States Expect Medicaid Enrollment and Spending to Increase by Over 8 Percent Each in FY 2021, Primarily Driven By a Slumping Economy and Federal Conditions to Maintain Eligibility to Access Enhanced Federal Medicaid Funds
States Are Taking Policy Actions to Respond to the Pandemic but Most Cite Budget Concerns as Biggest Challenge Looking Ahead
Following several years of declining or flat enrollment growth, states expect Medicaid enrollment and spending each to jump by more than 8 percent in fiscal year 2021, chiefly due to a slumping economy amid the pandemic and federal conditions to maintain coverage to access enhanced federal matching funds, according to a new KFF Medicaid budget survey.
The 20th annual survey of state Medicaid directors finds that enrollment is expected to grow by 8.2 percent and combined federal and state Medicaid spending expected to increase by 8.4 percent in the next fiscal year, reflecting a dramatic reversal in economic conditions and state fiscal outlooks. This follows total Medicaid spending growth of 6.3 percent for fiscal 2020, a year in which enrollment remained basically flat.
The findings paint a picture of a Medicaid program that state officials expect increasingly will be relied upon to provide health coverage and help soften the economic blow of the coronavirus pandemic for low-income people – all at a time when state governments’ financial capacity to provide such services is stretched thin.

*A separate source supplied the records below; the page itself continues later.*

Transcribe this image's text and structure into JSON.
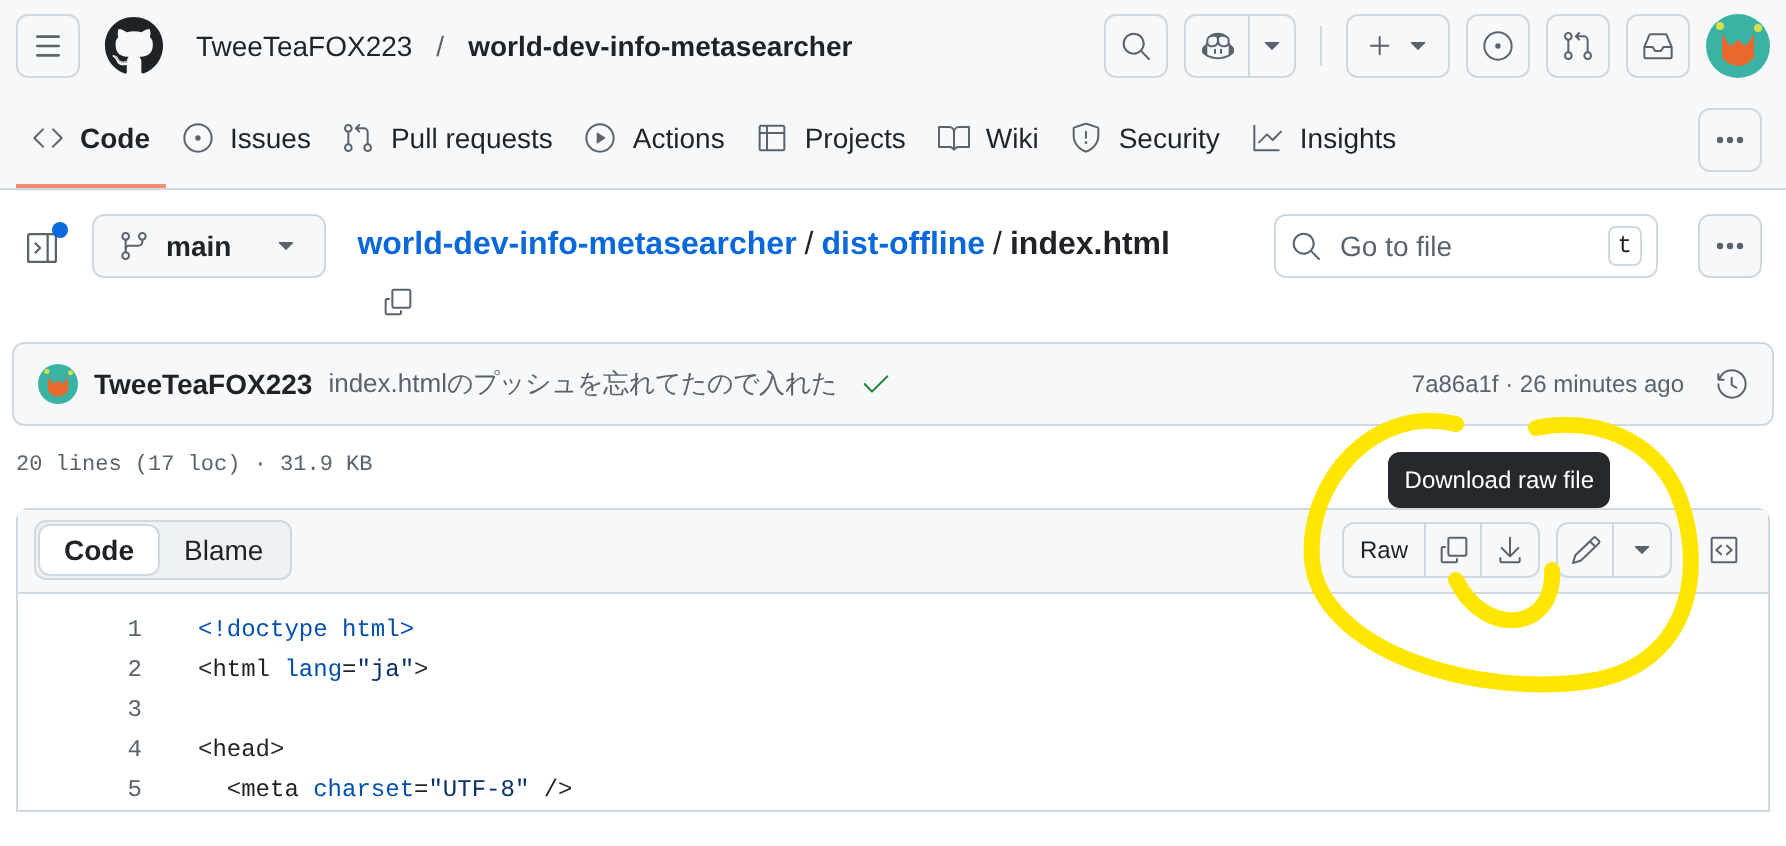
{
  "repo": {
    "owner": "TweeTeaFOX223",
    "separator": "/",
    "name": "world-dev-info-metasearcher"
  },
  "tabs": [
    {
      "label": "Code",
      "kind": "code",
      "selected": true
    },
    {
      "label": "Issues",
      "kind": "issues",
      "selected": false
    },
    {
      "label": "Pull requests",
      "kind": "pulls",
      "selected": false
    },
    {
      "label": "Actions",
      "kind": "actions",
      "selected": false
    },
    {
      "label": "Projects",
      "kind": "projects",
      "selected": false
    },
    {
      "label": "Wiki",
      "kind": "wiki",
      "selected": false
    },
    {
      "label": "Security",
      "kind": "security",
      "selected": false
    },
    {
      "label": "Insights",
      "kind": "insights",
      "selected": false
    }
  ],
  "branch": "main",
  "breadcrumb": [
    {
      "label": "world-dev-info-metasearcher",
      "kind": "link"
    },
    {
      "label": "dist-offline",
      "kind": "link"
    },
    {
      "label": "index.html",
      "kind": "current"
    }
  ],
  "breadcrumb_separator": "/",
  "file_search": {
    "placeholder": "Go to file",
    "shortcut": "t"
  },
  "commit": {
    "author": "TweeTeaFOX223",
    "message": "index.htmlのプッシュを忘れてたので入れた",
    "checks_passed": true,
    "meta": "7a86a1f · 26 minutes ago"
  },
  "file_info": "20 lines (17 loc) · 31.9 KB",
  "view_tabs": [
    {
      "label": "Code",
      "selected": true
    },
    {
      "label": "Blame",
      "selected": false
    }
  ],
  "raw_button": "Raw",
  "tooltip": "Download raw file",
  "code_lines": [
    {
      "number": "1",
      "tokens": [
        {
          "text": "<!doctype html>",
          "kind": "doctype"
        }
      ]
    },
    {
      "number": "2",
      "tokens": [
        {
          "text": "<html ",
          "kind": "plain"
        },
        {
          "text": "lang",
          "kind": "attr"
        },
        {
          "text": "=",
          "kind": "plain"
        },
        {
          "text": "\"ja\"",
          "kind": "string"
        },
        {
          "text": ">",
          "kind": "plain"
        }
      ]
    },
    {
      "number": "3"
    },
    {
      "number": "4",
      "tokens": [
        {
          "text": "<head>",
          "kind": "plain"
        }
      ]
    },
    {
      "number": "5",
      "tokens": [
        {
          "text": "  <meta ",
          "kind": "plain"
        },
        {
          "text": "charset",
          "kind": "attr"
        },
        {
          "text": "=",
          "kind": "plain"
        },
        {
          "text": "\"UTF-8\"",
          "kind": "string"
        },
        {
          "text": " />",
          "kind": "plain"
        }
      ]
    }
  ]
}
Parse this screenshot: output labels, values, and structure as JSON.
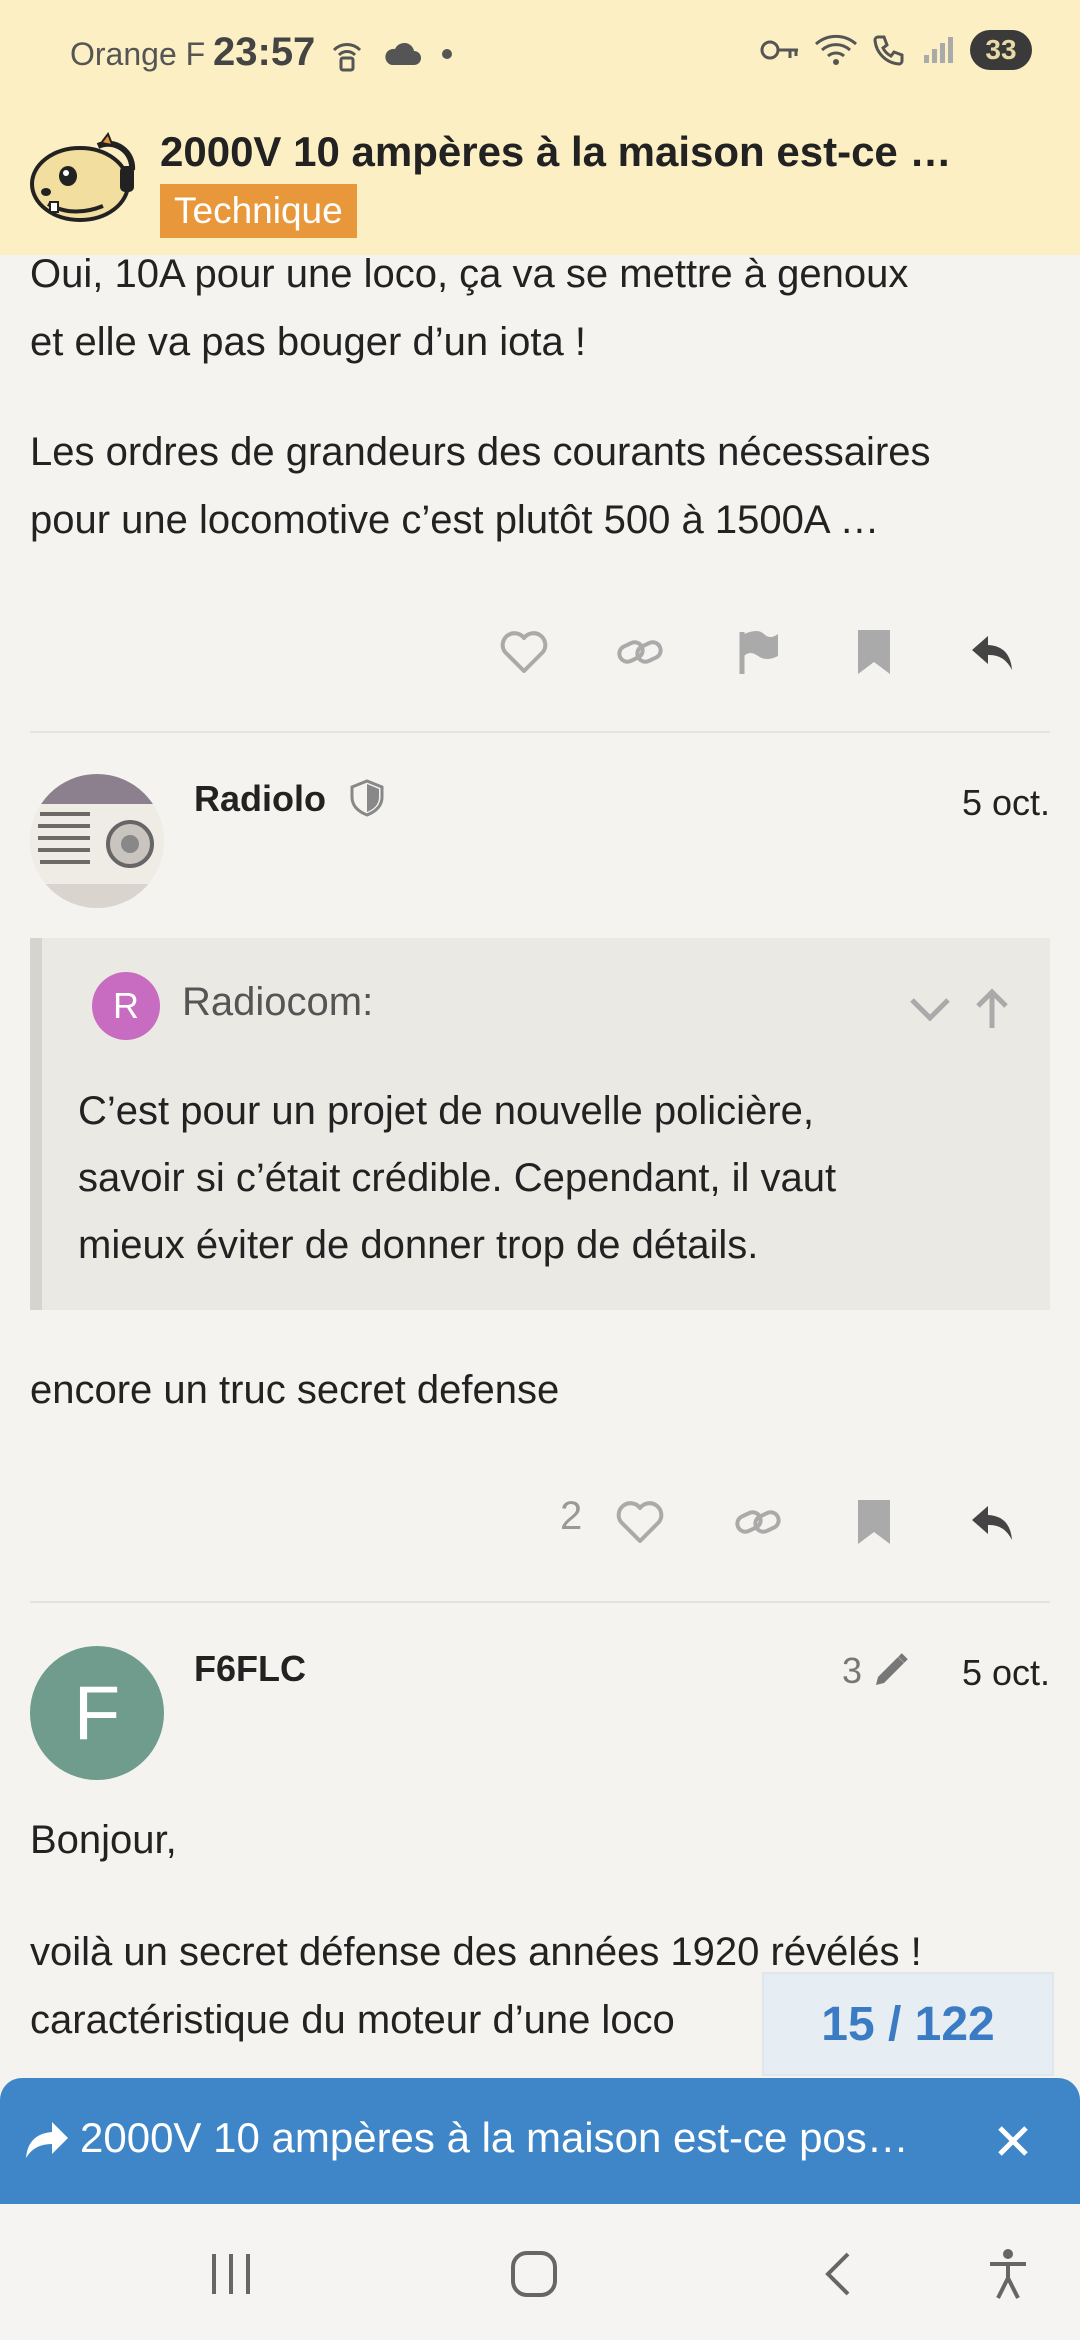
{
  "status_bar": {
    "carrier": "Orange F",
    "time": "23:57",
    "battery": "33"
  },
  "header": {
    "title": "2000V 10 ampères à la maison est-ce …",
    "category": "Technique"
  },
  "post_prev": {
    "p1_line1": "Oui, 10A pour une loco, ça va se mettre à genoux",
    "p1_line2": "et elle va pas bouger d’un iota !",
    "p2_line1": "Les ordres de grandeurs des courants nécessaires",
    "p2_line2": "pour une locomotive c’est plutôt 500 à 1500A …"
  },
  "post_radiolo": {
    "username": "Radiolo",
    "date": "5 oct.",
    "quote": {
      "avatar_letter": "R",
      "name": "Radiocom:",
      "line1": "C’est pour un projet de nouvelle policière,",
      "line2": "savoir si c’était crédible. Cependant, il vaut",
      "line3": "mieux éviter de donner trop de détails."
    },
    "body": "encore un truc secret defense",
    "like_count": "2"
  },
  "post_f6flc": {
    "avatar_letter": "F",
    "username": "F6FLC",
    "edit_count": "3",
    "date": "5 oct.",
    "line1": "Bonjour,",
    "line2": "voilà un secret défense des années 1920 révélés !",
    "line3": "caractéristique du moteur d’une loco"
  },
  "progress": {
    "label": "15 / 122"
  },
  "banner": {
    "text": "2000V 10 ampères à la maison est-ce pos…"
  },
  "colors": {
    "header_bg": "#fcefc3",
    "category": "#e8983a",
    "banner": "#3f86c8",
    "counter_text": "#3a7bc4"
  }
}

To help provide fiscal relief, Congress earlier this year authorized a 6.2 percentage point increase in the federal Medicaid match rate (FMAP) as part of the Families First Coronavirus Response Act (FFCRA). To be eligible for the funds, states cannot tighten Medicaid eligibility standards or raise premiums beyond policies in place as of January 1, 2020 and must provide continuous eligibility for enrollees through the public emergency period. The FMAP increase does not apply to the Affordable Care Act’s expansion group, for which the federal government already pays 90 percent of costs.
Nearly all states indicated that they are using the extra federal money to help pay costs related to rising Medicaid enrollment and to help close Medicaid or general budget shortfalls. About two-thirds of reporting states said the fiscal relief is also being used to mitigate provider rate and/or benefit cuts.
While expected state spending on Medicaid is crucial to state budgets, the projections in this year’s survey do not provide a clear picture because enhanced federal funding is now slated to expire at the end of March 2021 based on the recent renewal of the Public Health Emergency (PHE), later than states had generally assumed. At the time of the survey, states estimated that state Medicaid spending would decline in FY 2020 (-0.5%) and then sharply increase in FY 2021 (12.2%) with most states assuming that the enhanced matching funds would expire by December 2020.
Nearly all states report significant adverse economic and state budgetary impacts driven by the pandemic, as well as uncertainty about the future. Even with the extension of the enhanced FMAP, those funds are unlikely to fully offset state revenue declines and fully address state revenue budget shortfalls that range from 1 percent to up to 30 percent for FY 2021 according to the National Conference of State Legislatures.
State policy actions
The annual budget survey, conducted with Health Management Associates, provides an in-depth, state-specific examination of changes and initiatives taking place in Medicaid programs. This year, many involve the response to the COVID-19 pandemic. Notable findings include:
- States are providing targeted support to providers, who are under financial strain amid decreased utilization during the pandemic. More than half of responding states indicated that one or more payment changes made in FY 2020 or FY 2021 are related in whole or in part to COVID-19. While more states at the time of the survey report targeted fee-for-service rate increases in FY 2021, a few states cut provider rates across all or nearly all provider categories and other states have indicated rate freezes or reductions were likely.
- The majority of states also added or expanded telehealth service delivery, and many plan to extend these changes beyond the public health emergency period.
- The pandemic has elevated the importance of addressing longstanding disparities in health and health care, with 27 states reporting the implementation, expansion, or reform of a program or initiative to address Medicaid enrollees’ social determinants of health in response to COVID-19.
Finally, while there has been attention to institutional care, the survey report finds that the long-term care workforce (for both institutional and community based long-term care) was a challenge for many responding states, and on many fronts related to the pandemic. The majority of states reported challenges with reductions in long-term services and supports (LTSS) direct care workforce supply as a result of the pandemic, access to personal protective equipment (PPE) and testing for direct care workers, and infection among direct care workers.
As states utilize their Medicaid programs to respond to the pandemic, the larger trend toward state adoption and implementation of Medicaid expansion continues. To date 38 states and Washington DC have adopted the ACA Medicaid expansion. Of these, 36 states and DC have implemented expansion coverage (including Idaho and Utah, which both implemented the expansion on January 1, 2020, and Nebraska, which implemented the expansion as of October 1, 2020). Two additional states, Missouri and Oklahoma, will implement the expansion in FY 2022 as a result of successful Medicaid expansion ballot initiatives.